14 August 2017
This guest blog forms part of our responsible investment in practice series where we talk to a number of investment managers about their approach to responsible investment in different asset classes.
Rebecca Sherlock is a portfolio manager on the Global Listed Infrastructure Securities team at First State Investments.
Q: How do you incorporate ESG into your investment approach?
Environmental, Social and Governance issues are fundamental to infrastructure companies, given their service obligations and moral accountability to the communities in which they operate. Accordingly, we ensure that ESG factors are fully integrated into our investment process.
Following thorough company research, we allocate each company a Quality score. This proprietary score is based on 25 criteria that we believe influence stock returns in general and infrastructure securities in particular.
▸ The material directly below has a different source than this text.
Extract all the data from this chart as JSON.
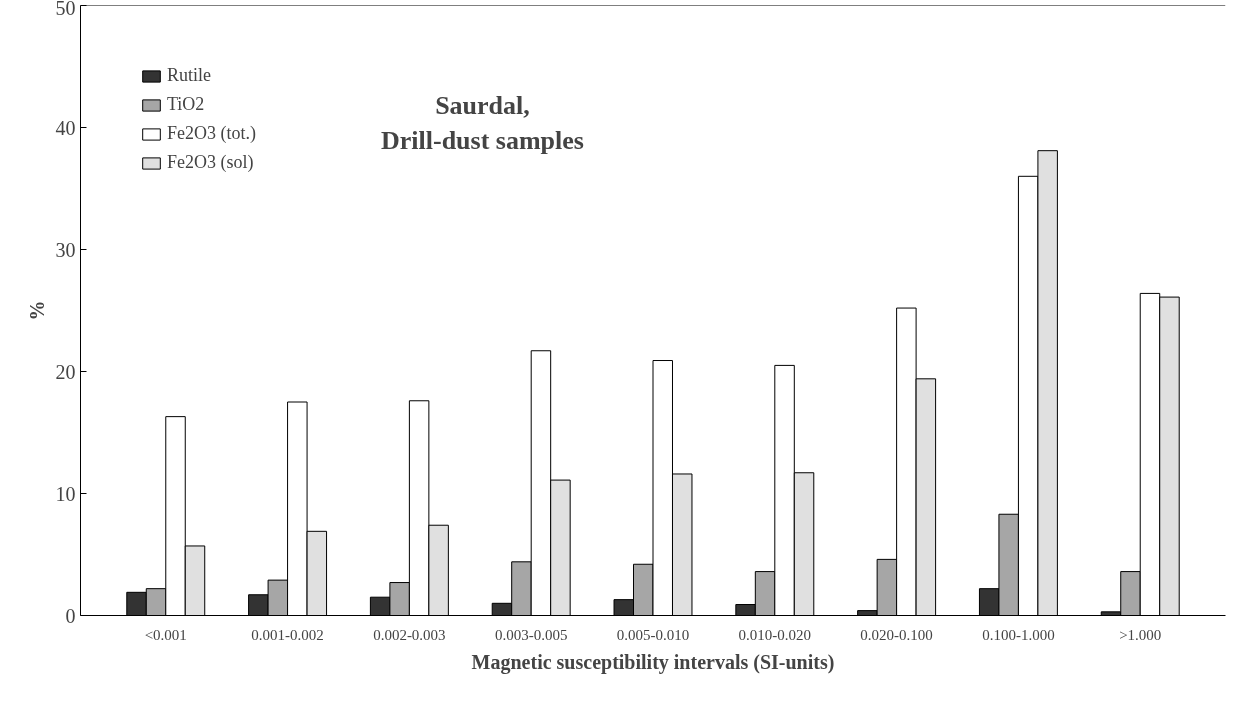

ESG factors account for 20% of these criteria.
The companies are then ranked by Quality score. Each company’s Quality ranking is combined with a Value ranking, to give an overall ranking for all the companies we research. This ranking system underpins our entire stock selection and portfolio construction process.
Q: What is distinctive about your ESG approach?
We believe that our approach to ESG is differentiated by the following four key factors.
- We have always believed in the significance of ESG. ESG considerations have been an important part of our decision-making process since the inception of our strategy, 10 years ago.
- ESG factors are fully incorporated into our investment process, rather than simply being used as a screening tool.
- Our team has a specialist knowledge and understanding of the infrastructure market, making us uniquely well-positioned to form views on each company’s approach to ESG and on the materiality of ESG issues.
- Rather than taking an exclusionary or passive / observer approach, we believe it is important to engage with companies, to encourage ESG best practice for the benefit of investors.
Q: What is the role of ESG specialists in the fund? How much do the fund managers do themselves?
Responsibility for ESG integration sits firmly with our investment team. ESG assessment of each stock is carried out by the team member responsible for the research coverage of that stock.
Each investment team at First State Investments contains a Responsible Investment (RI) Representative who acts as the interface between the team, other investment teams and the broader organisation on ESG and stewardship matters. I have been the RI Representative for the listed infrastructure investment team for the past six years.
More broadly, First State Investments employs a dedicated RI team, which supports each investment team by sourcing relevant research, helping to refine processes, coordinating collaborative engagements and providing advice on technical issues.
Q: How do you engage with the companies you invest in?
We believe there is a link between good ESG practices, and strong, sustainable, long-term shareholder returns. Accordingly we seek to engage with companies regularly in order to highlight areas for potential improvement. This can be done in several ways.
Firstly, we raise issues in meetings with company management, in order to put our view across and to understand the situation from the company’s perspective. If we don’t see change, we will then contact the Board, for example by writing a formal letter, outlining our concerns. If we feel that our concerns are still not being addressed, we may vote against the company via proxy shareholder voting.
In instances where management does not respond adequately to engagement, this may impact negatively on our ranking of the stock, which could result in our divesting ownership. We view this approach as being an important element of our fiduciary responsibilities.
Q: What are the biggest ESG risks facing the fund?
The most material ESG theme facing the fund is climate change. Efforts are under way to de-carbonise the world’s economy in order to reduce global warming, focusing on reducing fossil fuels in the generation of electricity.
These measures are leading to substantial investment opportunities, especially in the renewable energy space, as wind and solar take market share away from old coal-fired and nuclear power stations.
As a result, renewable energy is currently experiencing a virtuous cycle of falling costs, improving productivity and growing market share. In contrast, non-renewable energy is in a vicious cycle of declining market share, reduced revenues and rising costs.
Over the next decade we expect wind and solar to expand their market share of power capacity from under 20% today to over 30%. Large-scale capital investment in renewables is being led by large cap, publicly-listed electric utilities including NextEra Energy, Iberdrola and Xcel Energy.
The views and opinions expressed in this blog are the current views of the author only. Lane Clark & Peacock LLP (“LCP”) does not endorse or recommend any particular products and does not warrant the completeness or accuracy of these views. They do not necessarily reflect the opinion of LCP. In no event will LCP, or its partners, employees or agents, be liable to you or anyone else for any decision made or action taken, in reliance on the information in this blog.